I view both Warsi, and her interactions with the OIC, with ambivalence – perhaps because the views of both are somewhat hard to pin down. In some ways the OIC’s stance seems to have softened over the years. It has taken an apparent step back from its pursuit of punishments for blasphemy, although as recently as 2010 Pakistan, on behalf of the OIC, brought forward a widely criticised resolution to outlaw religious defamation. It is explained here that the OIC has retreated, not from conviction, but because of increasingly robust (and very welcome) opposition from many other countries.
This lack of any real change of heart was demonstrated in the OIC’s response to the film The Innocence of Muslims:
Ekmeleddin Ihsanoglu, secretary-general of the Organization of Islamic Cooperation (OIC), said the international community should “come out of hiding from behind the excuse of freedom of expression”, a reference to Western arguments against a universal blasphemy law that the OIC has sought for over a decade.
He said the “deliberate, motivated and systematic abuse of this freedom” were a danger to global security and stability.
And some of its other statements and positions remain regressive. In 2012 a Pakistani representative of the OIC addressed a seminar on discrimination against LGBT individuals held by the United Nations Human Rights Council, asserting that such behaviour was contrary to the teaching of Islam and other religions.
This is an issue which has caused Warsi to come in for criticism too. She condoned a homophobic election campaign in 2005. However, much more positively, she bucked the trend in her party, and voted in favour of gay marriage recently, together with a number of other Muslim MPs. However equal love is certainly not an issue she touches on in this speech, given to the OIC in 2011, and neither (even though she singles out Pakistan for supportive comments) does she mention the impact its horrendous blasphemy laws have on both Muslims and non-Muslims.
However in her latest speech to the OIC she does insist on the vital importance of religious freedom (including atheist freedom):
This is what motivates me to speak as passionately as I do about the rights of Christians, Jews and others of faith, or indeed of no faith – as I do about the rights of fellow Muslims. The basic duty of governments is to provide security for their people. That responsibility can have no exceptions.
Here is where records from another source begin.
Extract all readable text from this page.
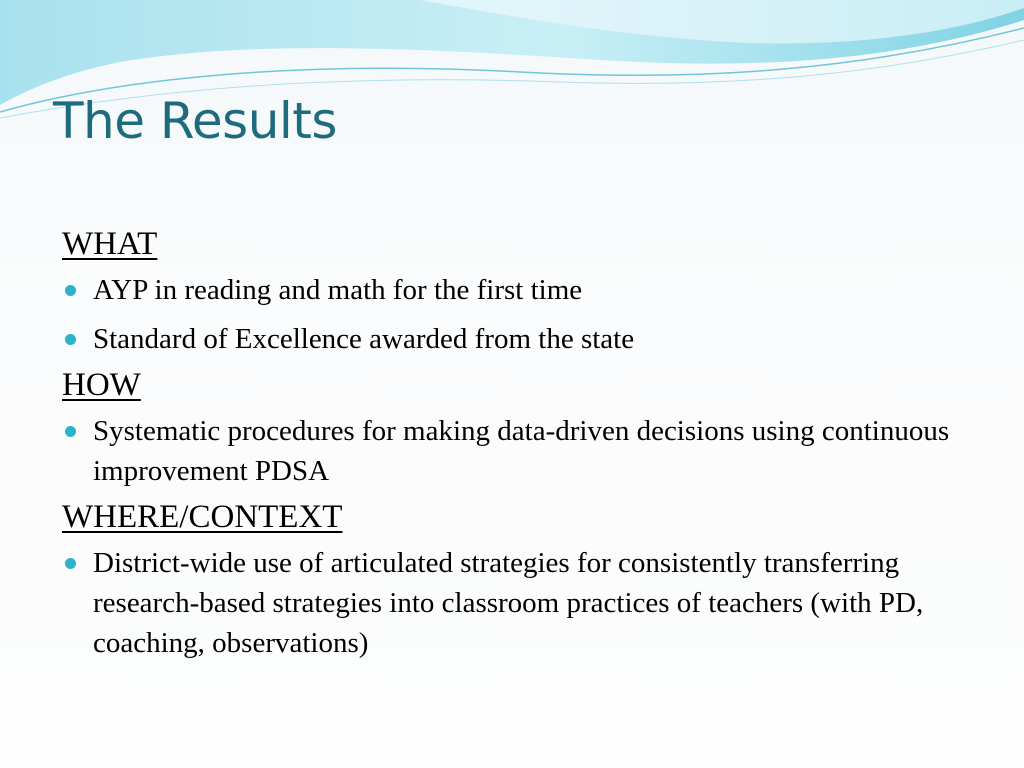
The Results
WHAT
AYP in reading and math for the first time
Standard of Excellence awarded from the state
HOW
Systematic procedures for making data-driven decisions using continuous improvement PDSA
WHERE/CONTEXT
District-wide use of articulated strategies for consistently transferring research-based strategies into classroom practices of teachers (with PD, coaching, observations)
So if there is just one message that I hope you will take back from my contribution, it is the universality of Freedom of Religion or Belief.
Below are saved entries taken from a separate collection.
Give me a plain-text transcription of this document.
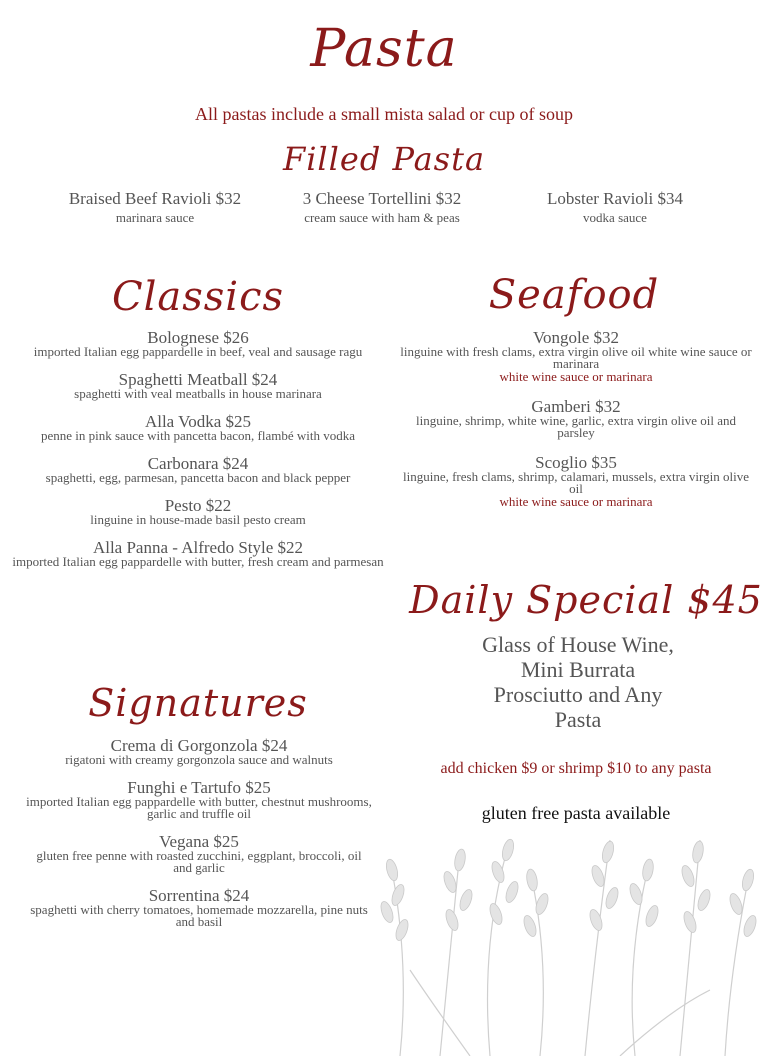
Pasta
All pastas include a small mista salad or cup of soup
Filled Pasta
Braised Beef Ravioli $32
marinara sauce
3 Cheese Tortellini $32
cream sauce with ham & peas
Lobster Ravioli $34
vodka sauce
Classics
Bolognese $26
imported Italian egg pappardelle in beef, veal and sausage ragu
Spaghetti Meatball $24
spaghetti with veal meatballs in house marinara
Alla Vodka $25
penne in pink sauce with pancetta bacon, flambé with vodka
Carbonara $24
spaghetti, egg, parmesan, pancetta bacon and black pepper
Pesto $22
linguine in house-made basil pesto cream
Alla Panna - Alfredo Style $22
imported Italian egg pappardelle with butter, fresh cream and parmesan
Seafood
Vongole $32
linguine with fresh clams, extra virgin olive oil white wine sauce or marinara
white wine sauce or marinara
Gamberi $32
linguine, shrimp, white wine, garlic, extra virgin olive oil and parsley
Scoglio $35
linguine, fresh clams, shrimp, calamari, mussels, extra virgin olive oil
white wine sauce or marinara
Daily Special $45
Glass of House Wine,
Mini Burrata
Prosciutto and Any
Pasta
add chicken $9 or shrimp $10 to any pasta
gluten free pasta available
Signatures
Crema di Gorgonzola $24
rigatoni with creamy gorgonzola sauce and walnuts
Funghi e Tartufo $25
imported Italian egg pappardelle with butter, chestnut mushrooms, garlic and truffle oil
Vegana $25
gluten free penne with roasted zucchini, eggplant, broccoli, oil and garlic
Sorrentina $24
spaghetti with cherry tomatoes, homemade mozzarella, pine nuts and basil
Yet earlier in the speech she speaks enthusiastically about her friendship for the same Ihsanoglu who wanted to restrain our freedom of expression. Admittedly, this is not quite the same as wanting to enforce a particular belief – we are to be allowed to be quiet, polite atheists. But if we are not allowed to poke fun at the religious beliefs of others, why should the religious be allowed to insist on their own superiority, and, in extreme cases, assert that those who don’t share their views deserve eternal torment? She speaks with equal delight of her meeting with Sheykh Ahmed Al Tayyeb, who was involved in a rally described by many as anti-Semitic, and who – guess what – thinks the defamation of religion should be criminalised.
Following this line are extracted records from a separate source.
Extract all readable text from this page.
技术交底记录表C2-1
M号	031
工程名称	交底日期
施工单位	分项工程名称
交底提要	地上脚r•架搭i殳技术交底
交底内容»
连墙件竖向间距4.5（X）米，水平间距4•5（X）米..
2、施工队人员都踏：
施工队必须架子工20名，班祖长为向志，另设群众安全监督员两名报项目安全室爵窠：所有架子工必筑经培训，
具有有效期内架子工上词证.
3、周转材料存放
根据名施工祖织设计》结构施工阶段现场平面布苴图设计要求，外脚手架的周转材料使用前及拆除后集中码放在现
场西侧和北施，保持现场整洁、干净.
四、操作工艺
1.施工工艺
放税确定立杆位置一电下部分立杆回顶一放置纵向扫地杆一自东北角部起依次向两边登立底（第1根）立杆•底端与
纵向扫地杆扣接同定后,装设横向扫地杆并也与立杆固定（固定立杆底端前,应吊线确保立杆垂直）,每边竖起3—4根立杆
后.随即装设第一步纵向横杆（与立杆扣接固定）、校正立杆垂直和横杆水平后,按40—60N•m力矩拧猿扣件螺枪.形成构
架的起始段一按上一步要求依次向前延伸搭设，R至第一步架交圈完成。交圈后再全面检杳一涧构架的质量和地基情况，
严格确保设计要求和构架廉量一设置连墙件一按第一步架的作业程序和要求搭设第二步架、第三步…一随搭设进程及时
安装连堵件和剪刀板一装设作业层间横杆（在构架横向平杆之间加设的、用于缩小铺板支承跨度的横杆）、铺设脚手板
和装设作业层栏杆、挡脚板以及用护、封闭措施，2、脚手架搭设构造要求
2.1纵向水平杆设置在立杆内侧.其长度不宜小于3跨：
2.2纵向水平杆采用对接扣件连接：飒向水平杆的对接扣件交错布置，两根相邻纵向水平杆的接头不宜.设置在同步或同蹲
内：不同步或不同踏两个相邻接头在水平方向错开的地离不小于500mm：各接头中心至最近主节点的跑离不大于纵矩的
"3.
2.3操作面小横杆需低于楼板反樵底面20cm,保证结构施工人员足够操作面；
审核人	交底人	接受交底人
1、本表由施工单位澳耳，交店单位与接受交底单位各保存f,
As I was alerted to this story by the council of ex-Muslims, on Twitter, I think I’ll let one of its members have the final word, an eloquent response to a tweet of Warsi’s in which she confirms that the freedom of religion includes ‘the freedom to choose no religion’:
We urge her to consider how this freedom actually plays out not as an abstract notion, but as a real, lived experience, and how this should never be marginalised by the careless intertwining of the free expression of conscience with hate crimes.